PHNOM PENH, Cambodia, June 20, 2013 (ENS) – The UNESCO World Heritage Committee has decided to place the six World Heritage sites of the Syrian Arab Republic on the List of World Heritage in Danger to draw attention to the risks posed by the conflict raging in the country.
The danger listing is intended to mobilize all possible support to safeguard the properties which are recognized by the international community as being of outstanding universal value for humanity as a whole.
The sites concerned are all cultural sites: the Ancient City of Damascus: Site of Palmyra; Ancient City of Bosra; Ancient City of Aleppo; Crac des Chevaliers and Qal’at Salah El-Din; and the Ancient Villages of Northern Syria.
The Committee’s concern was elevated by the conflict on April 24 that destroyed the minaret of the 12th century Umayyad Mosque in the northern Syrian city of Aleppo. The mosque had already been badly damaged by fire during heavy fighting in the ancient city in October 2012.
The Ancient City of Aleppo was inscribed on UNESCO’s World Heritage List in 1986, in recognition of its “rare and authentic Arab architectural styles” and its testimony to the walled city’s cultural, social, and technological development. It is one of six Syrian World Heritage sites.
UNESCO Director General Irina Bokova of Bulgaria expressed her “grave concern for the safety of Syria’s cultural heritage,” earlier this month.
“I call upon the perpetrators to cease the destruction immediately and demonstrate respect for the beliefs and traditions of all Syrians,” Bokova said.
“The religious diversity that has characterized Syria over millennia constitutes one of the country’s most precious treasures,” said Bokova. “As I have stressed in my previous appeals regarding the destruction of heritage properties in various countries, attacks against cultural heritage are insidious as they strike the very identity of communities.”
“Protecting the heritage of the world’s cultures concerns us all.

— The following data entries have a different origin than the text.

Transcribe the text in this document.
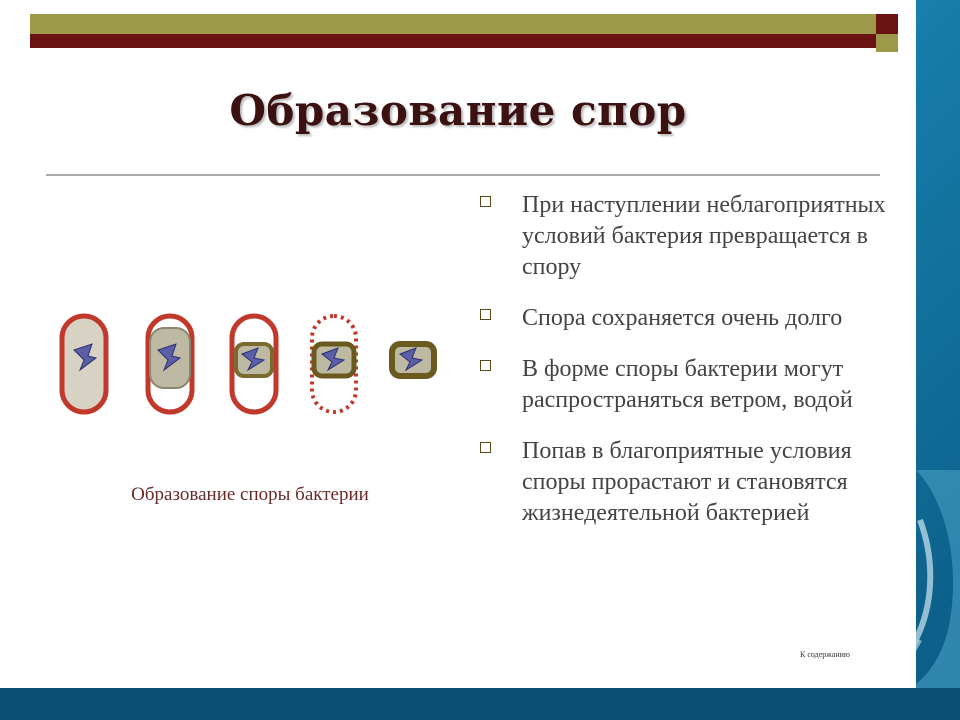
Образование спор
Образование споры бактерии
При наступлении неблагоприятных условий бактерия превращается в спору
Спора сохраняется очень долго
В форме споры бактерии могут распространяться ветром, водой
Попав в благоприятные условия споры прорастают и становятся жизнедеятельной бактерией
К содержанию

As demonstrated in a number of conflict situations that have erupted in recent years,” she said, “cultural heritage can serve as a powerful tool to reinforce mutual understanding, social cohesion and ultimately, world peace.”

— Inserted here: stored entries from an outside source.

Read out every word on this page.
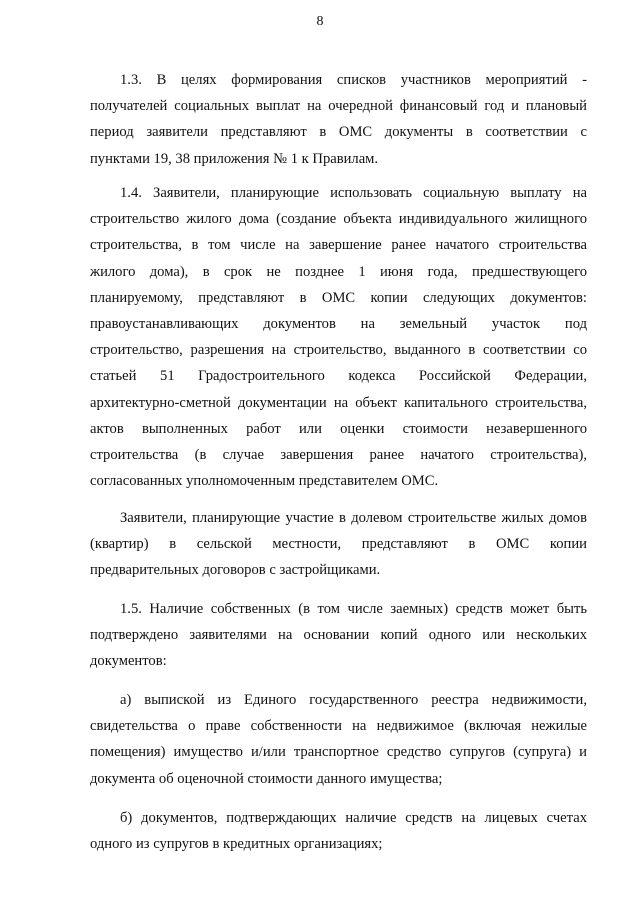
8
1.3. В целях формирования списков участников мероприятий -
получателей социальных выплат на очередной финансовый год и плановый
период заявители представляют в ОМС документы в соответствии с
пунктами 19, 38 приложения № 1 к Правилам.
1.4. Заявители, планирующие использовать социальную выплату на
строительство жилого дома (создание объекта индивидуального жилищного
строительства, в том числе на завершение ранее начатого строительства
жилого дома), в срок не позднее 1 июня года, предшествующего
планируемому, представляют в ОМС копии следующих документов:
правоустанавливающих документов на земельный участок под
строительство, разрешения на строительство, выданного в соответствии со
статьей 51 Градостроительного кодекса Российской Федерации,
архитектурно-сметной документации на объект капитального строительства,
актов выполненных работ или оценки стоимости незавершенного
строительства (в случае завершения ранее начатого строительства),
согласованных уполномоченным представителем ОМС.
Заявители, планирующие участие в долевом строительстве жилых домов
(квартир) в сельской местности, представляют в ОМС копии
предварительных договоров с застройщиками.
1.5. Наличие собственных (в том числе заемных) средств может быть
подтверждено заявителями на основании копий одного или нескольких
документов:
а) выпиской из Единого государственного реестра недвижимости,
свидетельства о праве собственности на недвижимое (включая нежилые
помещения) имущество и/или транспортное средство супругов (супруга) и
документа об оценочной стоимости данного имущества;
б) документов, подтверждающих наличие средств на лицевых счетах
одного из супругов в кредитных организациях;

Bokova offered UNESCO’s technical expertise “to assess the damage to heritage sites, prepare and implement safeguarding strategies as well as to restore the damaged cultural monuments to the extent allowed by the volatile security situation.”
UNESCO is coordinating international efforts to curb the illicit trafficking of Syrian cultural objects, Bokova said, adding, “The destruction of the irreplaceable cultural heritage of the Syrian people is a loss for all of humanity.”
A World Heritage Natural site in the Solomon Islands was also placed on List of World Heritage in Danger.
The site makes up the southern third of Rennell Island, the southernmost island in the Solomon Island group in the western Pacific.
The World Heritage Committee determined that logging is threatening the outstanding universal value of East Rennell, and asked the national authorities to provide an impact assessment study of the logging, although it is taking place outside the site’s core area.
Forests cover most of the land area of the 37,000-hectare site, which was inscribed on the World Heritage List in 1998.
It is the largest raised coral atoll in the world and its dense forest has a canopy averaging 20 meters in height. The forest is an essential component of the atoll, which is considered to be a true natural laboratory for scientific study.
A prominent feature of the property is Lake Tegano, the former lagoon of the atoll, which at 15,000 hectares is the largest lake in the insular Pacific. With its many rugged limestone islets, the lake’s brackish waters harbour numerous native species found nowhere else including a sea snake. The surrounding karst terrain has a dense cover of indigenous forest. Remaining in its natural state, the forest has a rich biodiversity with many endemic species, including four species of land birds and nine subspecies of water birds, one bat and seven land snails.
Increasing water levels and salinity in Lake Tegano, induced by sea level rise due to climate change, are adversely affecting plant growth in low-lying areas, says the World Heritage Committee.
All land, islands and marine reefs within the property are under customary ownership, which is acknowledged in the Constitution of the Solomon Islands. But the ability of the traditional owners to adequately protect and manage the natural values and resources of the World Heritage site is limited by a lack of funding, capacity and resources.
The 21-member World Heritage Committee is currently holding its 37th session in Phnom Penh. The session will close in Angkor on June 27.